Lastly, having now read both Rothbard’s and Friedman’s book, I can say which I recommend more highly to non-libertarians. I think that that Murray Rothbard’s book For a New Liberty is definitely better, however, I know some people who would probably benefit more from reading David Friedman’s The Machinery of Freedom so which book I recommend would depend on who I am talking to.


Author: PeaceRequiresAnarchy

“A consistent peace activist must be an anarchist.” – Roderick T. Long

2 thoughts on “For a New Liberty | Murray Rothbard

  1. You should consider reading a new book; the Problem of Political Authority, by political philosopher Michael Huemer,

    I haven’t read it yet, but I hear its very very good.

  2. The book description sounds great:

    “Modern states commonly deploy coercion in a wide array of circumstances in which the resort to force would clearly be wrong for any private agent. What entitles the state to behave in this manner? And why should citizens obey its commands? This book examines theories of political authority, from the social contract theory, to theories of democratic authorization, to fairness- and consequence-based theories.

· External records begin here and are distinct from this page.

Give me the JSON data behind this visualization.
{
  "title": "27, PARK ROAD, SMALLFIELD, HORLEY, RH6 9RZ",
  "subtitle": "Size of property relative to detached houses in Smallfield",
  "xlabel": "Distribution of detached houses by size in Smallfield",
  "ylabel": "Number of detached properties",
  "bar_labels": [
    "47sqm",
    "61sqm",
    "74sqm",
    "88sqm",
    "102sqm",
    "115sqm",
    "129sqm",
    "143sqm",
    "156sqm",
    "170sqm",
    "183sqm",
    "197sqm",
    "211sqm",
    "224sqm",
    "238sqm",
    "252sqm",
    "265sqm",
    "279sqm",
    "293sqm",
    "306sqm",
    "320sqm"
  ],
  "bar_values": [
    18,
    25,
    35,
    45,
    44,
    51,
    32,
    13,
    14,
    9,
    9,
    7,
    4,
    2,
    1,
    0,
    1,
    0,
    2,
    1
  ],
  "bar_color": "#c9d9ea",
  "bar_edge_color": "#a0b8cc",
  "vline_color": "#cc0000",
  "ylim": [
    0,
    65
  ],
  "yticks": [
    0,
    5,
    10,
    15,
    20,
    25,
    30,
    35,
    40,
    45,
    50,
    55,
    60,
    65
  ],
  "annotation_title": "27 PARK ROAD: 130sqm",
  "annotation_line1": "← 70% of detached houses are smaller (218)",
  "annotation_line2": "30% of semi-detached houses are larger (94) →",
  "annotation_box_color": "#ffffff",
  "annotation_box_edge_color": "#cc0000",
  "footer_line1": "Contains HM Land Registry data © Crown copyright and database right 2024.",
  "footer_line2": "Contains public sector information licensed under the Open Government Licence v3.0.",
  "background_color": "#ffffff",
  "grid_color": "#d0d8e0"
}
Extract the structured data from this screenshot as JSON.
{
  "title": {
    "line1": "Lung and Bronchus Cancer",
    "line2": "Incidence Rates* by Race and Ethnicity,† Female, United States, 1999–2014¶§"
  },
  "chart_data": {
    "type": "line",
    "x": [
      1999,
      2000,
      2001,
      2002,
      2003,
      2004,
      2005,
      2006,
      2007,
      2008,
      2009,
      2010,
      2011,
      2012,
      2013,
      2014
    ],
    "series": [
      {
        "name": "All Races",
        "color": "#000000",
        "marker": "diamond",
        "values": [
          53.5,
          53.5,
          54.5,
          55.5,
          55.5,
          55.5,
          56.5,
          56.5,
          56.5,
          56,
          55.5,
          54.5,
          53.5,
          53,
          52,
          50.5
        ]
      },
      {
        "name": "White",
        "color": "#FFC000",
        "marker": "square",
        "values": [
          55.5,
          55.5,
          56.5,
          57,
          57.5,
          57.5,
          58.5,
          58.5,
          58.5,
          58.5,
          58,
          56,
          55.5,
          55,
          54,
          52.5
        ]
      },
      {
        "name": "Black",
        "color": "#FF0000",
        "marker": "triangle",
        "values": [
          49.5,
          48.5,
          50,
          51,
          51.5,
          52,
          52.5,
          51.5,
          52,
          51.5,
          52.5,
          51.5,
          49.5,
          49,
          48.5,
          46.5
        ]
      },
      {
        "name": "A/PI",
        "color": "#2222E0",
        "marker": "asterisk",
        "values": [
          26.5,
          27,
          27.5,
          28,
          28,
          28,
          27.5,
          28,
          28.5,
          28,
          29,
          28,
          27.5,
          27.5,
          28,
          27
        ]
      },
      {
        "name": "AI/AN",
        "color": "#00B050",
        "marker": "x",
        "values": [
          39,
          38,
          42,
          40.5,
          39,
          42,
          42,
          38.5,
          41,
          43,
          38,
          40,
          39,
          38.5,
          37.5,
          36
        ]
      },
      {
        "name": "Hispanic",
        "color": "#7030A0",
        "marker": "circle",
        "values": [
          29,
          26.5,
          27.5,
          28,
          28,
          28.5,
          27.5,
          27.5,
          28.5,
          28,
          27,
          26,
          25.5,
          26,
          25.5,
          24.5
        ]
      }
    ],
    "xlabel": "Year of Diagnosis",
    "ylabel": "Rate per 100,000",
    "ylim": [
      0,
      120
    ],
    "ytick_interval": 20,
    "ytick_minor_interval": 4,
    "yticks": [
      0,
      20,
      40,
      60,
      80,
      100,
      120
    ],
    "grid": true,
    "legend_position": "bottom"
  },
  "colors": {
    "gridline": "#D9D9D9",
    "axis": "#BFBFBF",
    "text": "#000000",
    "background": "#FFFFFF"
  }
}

Ultimately, no theory of authority succeeds, and thus no government has the kind of authority often ascribed to governments.

    “The author goes on to discuss how voluntary and competitive institutions could provide the central goods for the sake of which the state is often deemed necessary, including law, protection from private criminals, and national security. An orderly and livable society thus does not require acquiescence in the illusion of political authority.”

    And Bryan Caplan says it’s the best book ever published in the genre of libertarian political philosophy? Now that means something. I’m a big fan of Caplan. (Most anarcho-capitalists seem to be “Austrian economics” fans, but Bryan Caplan was one of the first (other than David Friedman) that I learned about who wasn’t an Austrian. This is what first drew my attention to him.)

    Thank you very much for the recommendation! I am in the middle of a few books and have a few other books that I bought and intend to read next, but I might just buy Michael Huemer’s book and read it immediately after I finish what I’m on now.